Around the time that I was making plans to come to Seattle to help them with final packing and supervision of the Super Studs (not that they need it), Jill found me. As the Hindi film that could be made out of this whole long tale might be titled: Kismat! So here I am in Vancouver, catching up with my long-lost first best friend in the world. We are talking non-stop and giggling just as we used to, and it is the most unbelievably heart-and-soul nurturing thing to reconnect with someone you last saw 37 years ago and to realize that she still knows you and you still know her in all the ways that matter.

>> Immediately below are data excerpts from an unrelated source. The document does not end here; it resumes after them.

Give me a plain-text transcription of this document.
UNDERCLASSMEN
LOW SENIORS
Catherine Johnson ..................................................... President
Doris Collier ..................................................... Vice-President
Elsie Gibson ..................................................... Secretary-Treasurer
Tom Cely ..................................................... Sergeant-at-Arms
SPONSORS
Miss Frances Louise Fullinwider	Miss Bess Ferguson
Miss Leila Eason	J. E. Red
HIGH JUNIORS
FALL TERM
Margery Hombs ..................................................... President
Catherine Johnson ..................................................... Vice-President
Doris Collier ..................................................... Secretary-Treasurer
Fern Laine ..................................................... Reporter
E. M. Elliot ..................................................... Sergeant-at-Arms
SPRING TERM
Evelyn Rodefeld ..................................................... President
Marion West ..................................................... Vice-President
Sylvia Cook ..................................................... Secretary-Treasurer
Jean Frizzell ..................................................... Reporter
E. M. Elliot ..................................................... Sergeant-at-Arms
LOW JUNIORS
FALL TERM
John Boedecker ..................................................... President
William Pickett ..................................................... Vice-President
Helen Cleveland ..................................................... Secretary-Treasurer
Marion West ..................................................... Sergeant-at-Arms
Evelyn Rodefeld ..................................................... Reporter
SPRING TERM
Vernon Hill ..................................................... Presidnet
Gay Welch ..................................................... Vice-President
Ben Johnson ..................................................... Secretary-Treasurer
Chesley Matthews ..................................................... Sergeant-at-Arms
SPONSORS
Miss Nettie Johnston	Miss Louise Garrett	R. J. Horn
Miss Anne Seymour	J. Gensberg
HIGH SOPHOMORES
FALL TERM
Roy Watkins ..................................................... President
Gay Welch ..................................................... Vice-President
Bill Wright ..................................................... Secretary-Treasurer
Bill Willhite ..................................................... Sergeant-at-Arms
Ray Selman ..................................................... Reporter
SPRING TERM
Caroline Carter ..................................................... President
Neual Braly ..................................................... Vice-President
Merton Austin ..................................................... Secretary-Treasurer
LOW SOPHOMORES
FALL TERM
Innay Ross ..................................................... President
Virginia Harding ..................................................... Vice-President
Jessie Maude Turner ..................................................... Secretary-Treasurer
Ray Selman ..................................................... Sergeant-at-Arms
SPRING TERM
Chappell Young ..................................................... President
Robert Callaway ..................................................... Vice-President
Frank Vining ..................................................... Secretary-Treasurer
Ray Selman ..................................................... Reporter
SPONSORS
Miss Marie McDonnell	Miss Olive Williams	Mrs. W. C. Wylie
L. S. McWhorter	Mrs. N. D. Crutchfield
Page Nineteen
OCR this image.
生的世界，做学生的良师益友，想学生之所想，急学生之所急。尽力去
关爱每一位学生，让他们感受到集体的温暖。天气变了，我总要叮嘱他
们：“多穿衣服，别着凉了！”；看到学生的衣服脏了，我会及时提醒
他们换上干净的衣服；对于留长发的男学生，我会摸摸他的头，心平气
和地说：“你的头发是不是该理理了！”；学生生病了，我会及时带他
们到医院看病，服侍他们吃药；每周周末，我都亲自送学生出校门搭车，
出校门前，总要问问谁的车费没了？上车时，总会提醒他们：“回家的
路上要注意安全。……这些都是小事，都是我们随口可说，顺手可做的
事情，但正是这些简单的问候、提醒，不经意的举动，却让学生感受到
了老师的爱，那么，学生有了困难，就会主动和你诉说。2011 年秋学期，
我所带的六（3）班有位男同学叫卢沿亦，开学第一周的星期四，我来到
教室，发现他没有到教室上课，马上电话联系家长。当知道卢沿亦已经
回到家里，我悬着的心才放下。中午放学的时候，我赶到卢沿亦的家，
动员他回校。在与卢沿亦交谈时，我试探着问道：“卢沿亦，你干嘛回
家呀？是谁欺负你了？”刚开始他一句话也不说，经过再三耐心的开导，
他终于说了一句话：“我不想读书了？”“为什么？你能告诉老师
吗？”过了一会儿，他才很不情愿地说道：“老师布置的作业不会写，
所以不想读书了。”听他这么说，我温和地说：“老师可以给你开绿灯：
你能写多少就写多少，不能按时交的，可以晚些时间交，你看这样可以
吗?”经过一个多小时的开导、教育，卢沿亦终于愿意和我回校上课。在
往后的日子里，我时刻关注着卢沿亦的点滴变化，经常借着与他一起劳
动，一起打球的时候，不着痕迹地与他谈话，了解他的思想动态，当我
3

Tomorrow I leave her (for now!—knowing that we will never lose each other again!) to go to my intrepid parents and take them home with me, to live near all three of their children for the first time in almost 30 years. I know it is hard for them: they are brave as they always have been in meeting life’s challenges, but it isn’t an easy thing to do. They have always nurtured us on our journeys through life and we are looking forward to nurturing them through the rest of theirs. And as hard as that is to think about, I know that I have one more person to call family again too, who will be there for me as I will be for her; who remembers the dreadful bottle-green and white houndstooth-checked school uniform as well as I do; who remembers the play in which I was the front end of a cow killed by a lion; and who remembers my mother as a practical and somewhat intimidating “American” lady, my father as a quiet and gentle man, and me as someone she could always talk with for hours.